It rose to 10.4 per cent in February, up from 10.1 per cent in January – giving the UK the highest rate of inflation across the G7 and in most considerable economies.
ONS chief economist Grant Fitzner said: “Inflation ticked up in February, mainly driven by rising alcohol prices in pubs and restaurants following discounting in January. Food and non-alcoholic drink prices rose to their highest rate in over 45 years, with particular increases for some salad and vegetable items as high energy costs and sinful weather across parts of Europe led to shortages and rationing. These were partially offset by falls in the cost of motor fuel, where the annual inflation rate has eased for seven consecutive months.”
It is the first rise in inflation since October 2022, and pushes the rate even further away from the Bank of England’s goal of 2 per cent.
In addition, the rise makes Chancellor Jeremy Hunt’s announcement that inflation was expected to topple to 2.9 per cent by the terminate of the year appear less likely.
But how does inflation in the UK compare with other regions of the world?
Here’s what we know.
The annual rate of US inflation eased to 6 per cent last month from 6.4 per cent in January.
In the eurozone, annual inflation was 8.5 per cent in February, down from 8.6 per cent in January, according to an initial estimate released by the European Union’s statistics agency on March 2. Economists polled by Reuters had forecast an 8.2 per cent rise.
In Germany – Europe’s largest economy – inflation ticked up to 9.3 per cent from 9.2 per cent.
It also rose in France – to 7.2 per cent from 7 per cent – and in Spain to 6.1 per cent from 5.9 per cent.

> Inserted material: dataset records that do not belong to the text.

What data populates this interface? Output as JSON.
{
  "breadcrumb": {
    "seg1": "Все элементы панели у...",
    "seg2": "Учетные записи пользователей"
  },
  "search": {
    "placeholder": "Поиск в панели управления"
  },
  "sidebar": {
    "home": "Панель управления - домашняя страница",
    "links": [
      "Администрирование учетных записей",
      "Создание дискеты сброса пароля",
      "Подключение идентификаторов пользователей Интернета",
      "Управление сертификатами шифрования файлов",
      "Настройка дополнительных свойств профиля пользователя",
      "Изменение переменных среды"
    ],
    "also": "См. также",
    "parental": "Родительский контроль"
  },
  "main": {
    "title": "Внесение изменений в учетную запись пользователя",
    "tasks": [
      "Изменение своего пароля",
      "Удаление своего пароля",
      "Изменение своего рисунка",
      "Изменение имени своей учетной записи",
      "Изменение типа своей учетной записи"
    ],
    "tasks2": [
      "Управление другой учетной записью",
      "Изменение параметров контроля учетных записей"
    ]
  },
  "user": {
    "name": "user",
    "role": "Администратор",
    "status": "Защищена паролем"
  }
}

Like elsewhere, the biggest driver of inflation in Europe was the rise in the cost of food, alcohol and tobacco.
It is expected that the European Central Bank will increase interest rates later this month after they were at the highest level since 2008.
In Australia, lower than expected inflation suggests the worst of the price increases may be over. The consumer price index for the month was 7.4 per cent, compared with 8.4 per cent for December alone, the Australian Bureau of Statistics said.
Economists had been predicting the January CPI would be 8.1 per cent.
According to Reuters, Australia’s top grocer, Woolworths Group, said that while the food inflation rate was beginning to decline, prices were taking longer than expected to retreat off pandemic highs.